Originally released in the not-so traditional metal friendly climate of 1999, Quicksand Dream’s Aelin: A Story About Destiny has been rescued from obscurity by Planet Metal Records. The back story is pretty simple and all too-familiar, as the band circulated roughly 30 CDRs (remember those?) amongfriends upon completion, only for the band to quickly dissolve and fade into the background. Hopefully this doesn’t kick-start a new trend of lesser-worthy bands crawling out of the woodwork with hopes of having their works heard, but anyway…
The Swedish duo of Göran Jacobson and Patrick Backlund have created a concept album (most likely involving a character named “Aelin”) that quickly wraps its tentacles around the proto-metal works of Manilla Road, and Rush, drawing instant parallels to modern traditionalists While Heaven Wept and Atlantean Kodex. The production is suitably dry and raw, sounding as if it were recorded during 70s, a trait that gives the album some allure.

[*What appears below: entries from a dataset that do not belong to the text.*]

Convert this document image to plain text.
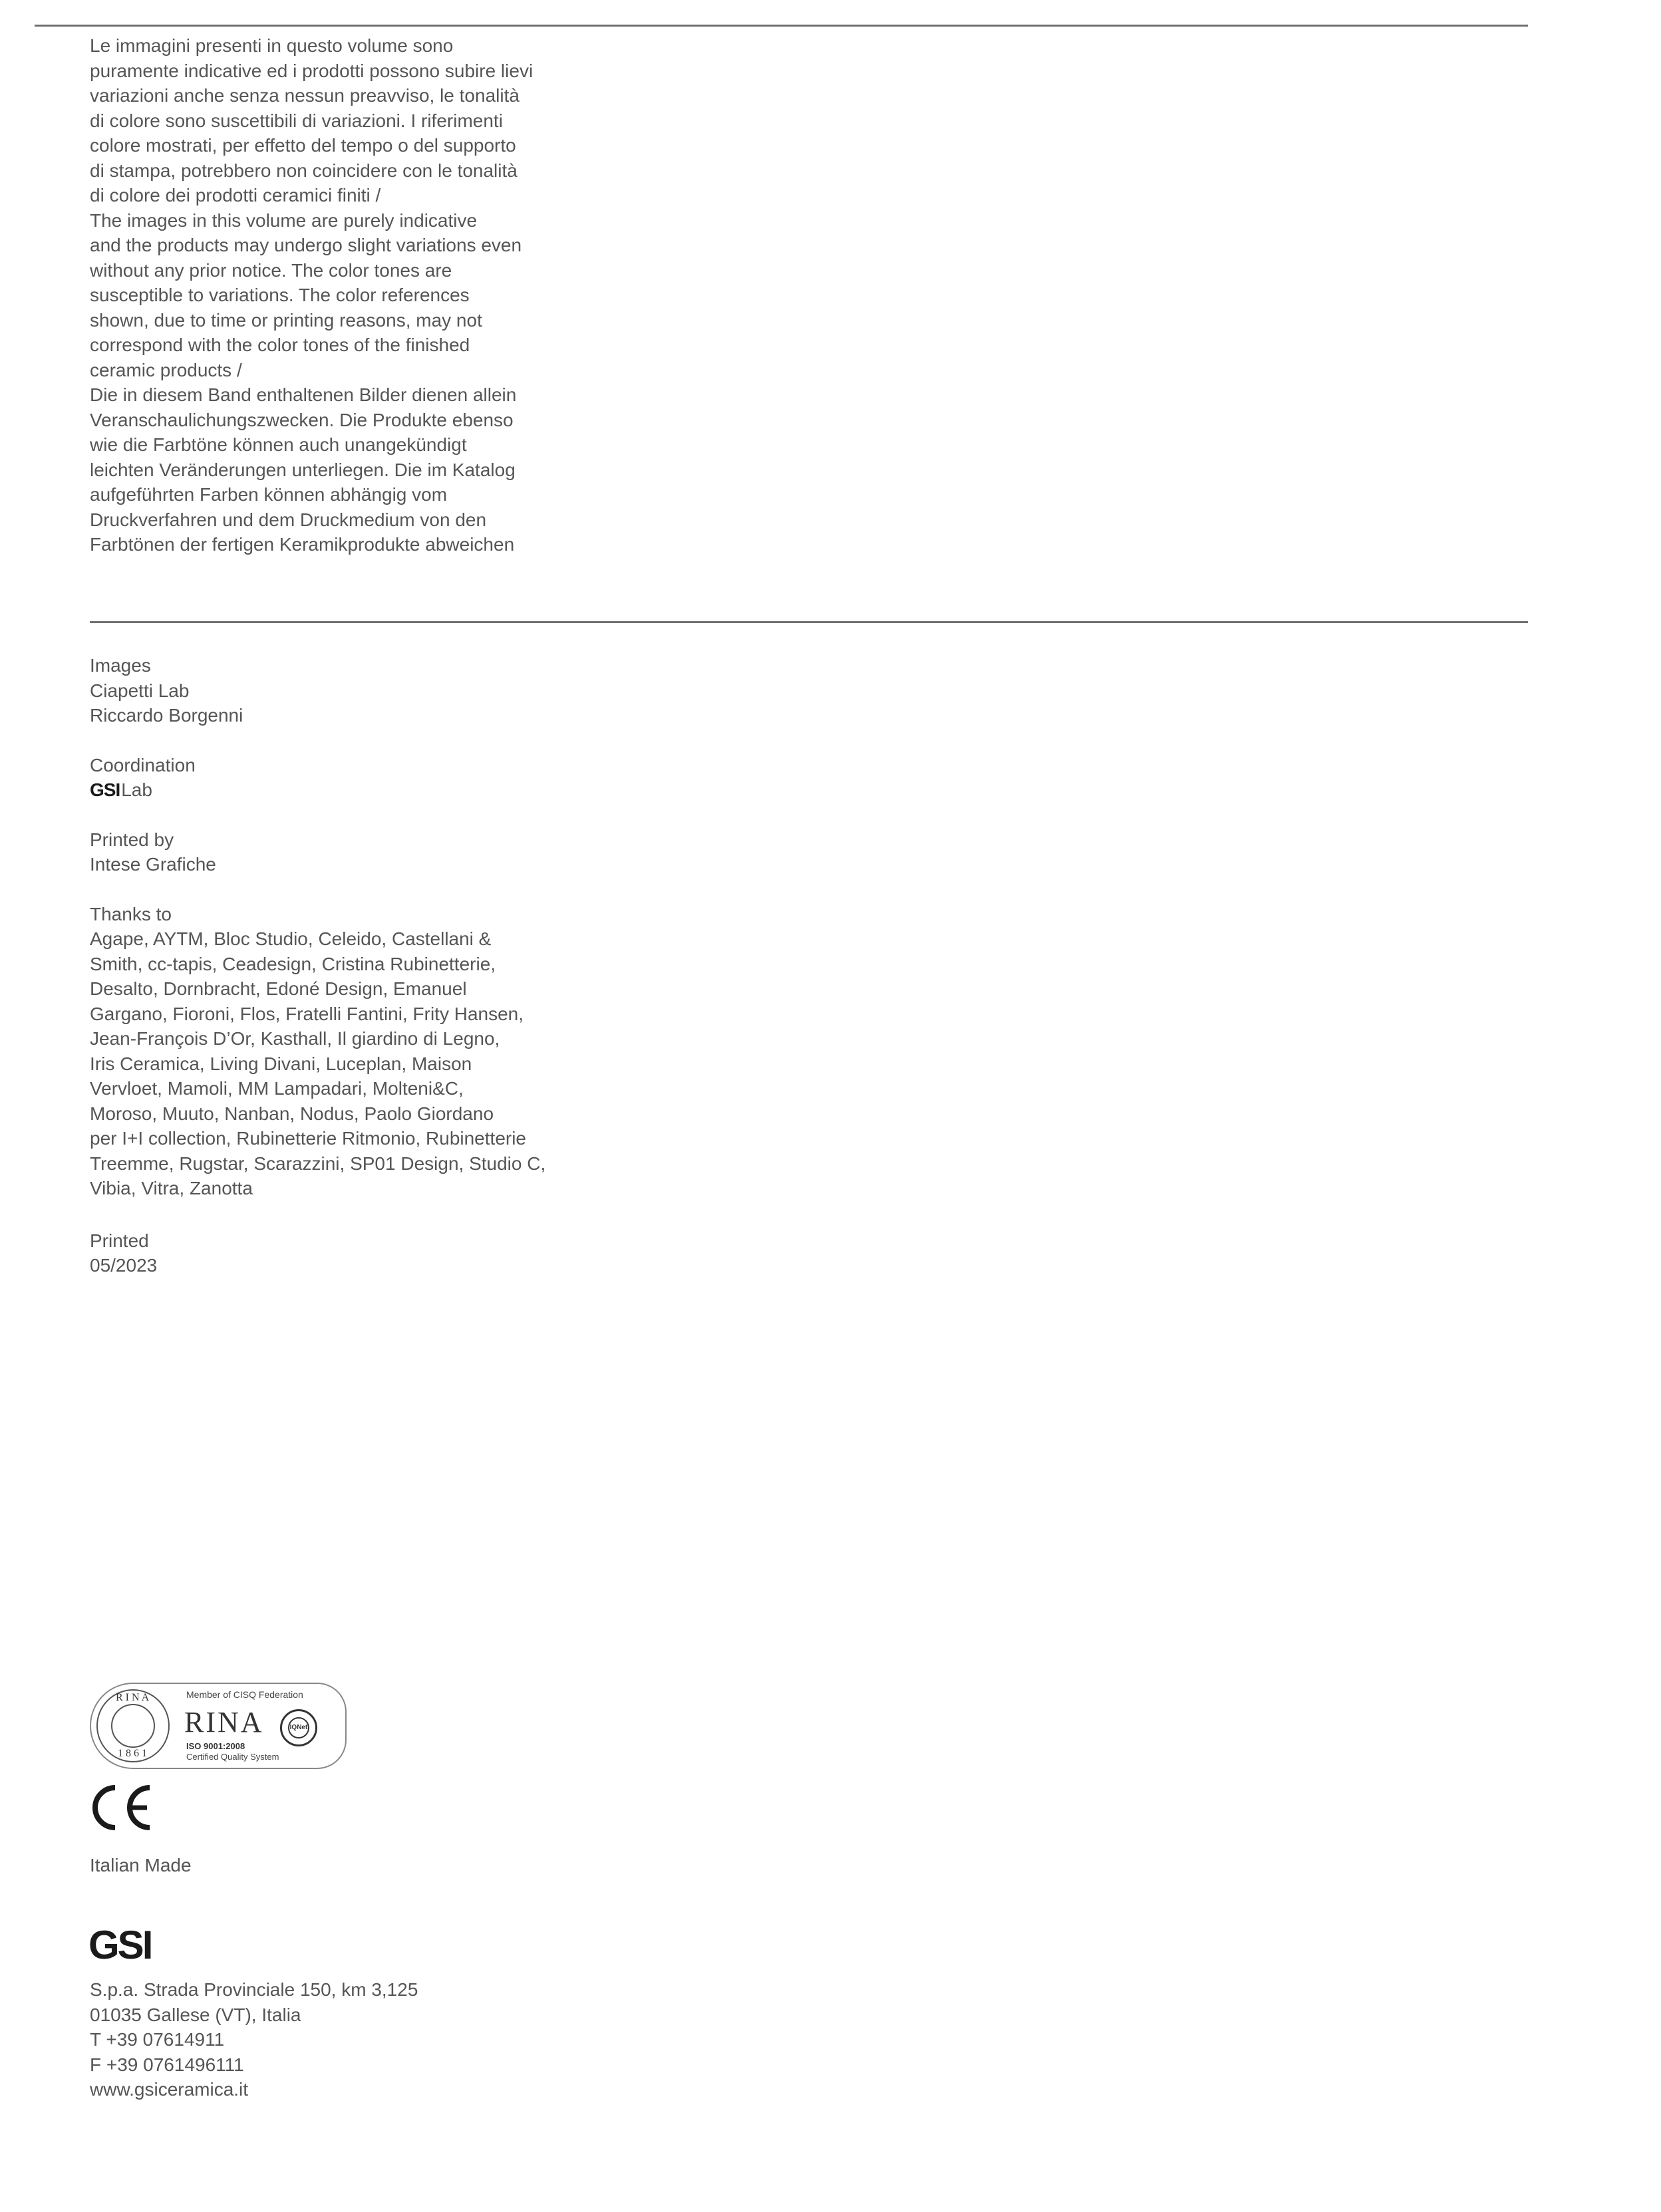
Le immagini presenti in questo volume sono

puramente indicative ed i prodotti possono subire lievi

variazioni anche senza nessun preavviso, le tonalità

di colore sono suscettibili di variazioni. I riferimenti

colore mostrati, per effetto del tempo o del supporto

di stampa, potrebbero non coincidere con le tonalità

di colore dei prodotti ceramici finiti /

The images in this volume are purely indicative

and the products may undergo slight variations even

without any prior notice. The color tones are

susceptible to variations. The color references

shown, due to time or printing reasons, may not

correspond with the color tones of the finished

ceramic products /

Die in diesem Band enthaltenen Bilder dienen allein

Veranschaulichungszwecken. Die Produkte ebenso

wie die Farbtöne können auch unangekündigt

leichten Veränderungen unterliegen. Die im Katalog

aufgeführten Farben können abhängig vom

Druckverfahren und dem Druckmedium von den

Farbtönen der fertigen Keramikprodukte abweichen

Images

Ciapetti Lab

Riccardo Borgenni

Coordination

GSILab

Printed by

Intese Grafiche

Thanks to

Agape, AYTM, Bloc Studio, Celeido, Castellani &

Smith, cc-tapis, Ceadesign, Cristina Rubinetterie,

Desalto, Dornbracht, Edoné Design, Emanuel

Gargano, Fioroni, Flos, Fratelli Fantini, Frity Hansen,

Jean-François D’Or, Kasthall, Il giardino di Legno,

Iris Ceramica, Living Divani, Luceplan, Maison

Vervloet, Mamoli, MM Lampadari, Molteni&C,

Moroso, Muuto, Nanban, Nodus, Paolo Giordano

per I+I collection, Rubinetterie Ritmonio, Rubinetterie

Treemme, Rugstar, Scarazzini, SP01 Design, Studio C,

Vibia, Vitra, Zanotta

Printed

05/2023

R I N A
1 8 6 1
Member of CISQ Federation
RINA
ISO 9001:2008
Certified Quality System
IQNet

Italian Made

GSI

S.p.a. Strada Provinciale 150, km 3,125

01035 Gallese (VT), Italia

T +39 07614911

F +39 0761496111

www.gsiceramica.it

Jacobson is awfully nasal and Ian Anderson-like, although he has some cool moments during portions of “A Child Is Born” and the very-prog “The Lighthouse’s Dream.” The momentum-driven “Caress of the Breeze” emerges as the real standout here, with adventurous bass lines and bounties of twinguitar action topping things off, while the concept eventually climaxes with the nearly 10-minute “Aelin’s Oath.”
Given its original place in time, Aelin: A Story About Destiny sticks out like a sore thumb, but today’s metal climate is diverse enough to welcome such albums. Although it’s not exactly world-beating, it’s an album at least worth hearing, especially for those who know what it’s like to have one’s CDR dreams effectively buried.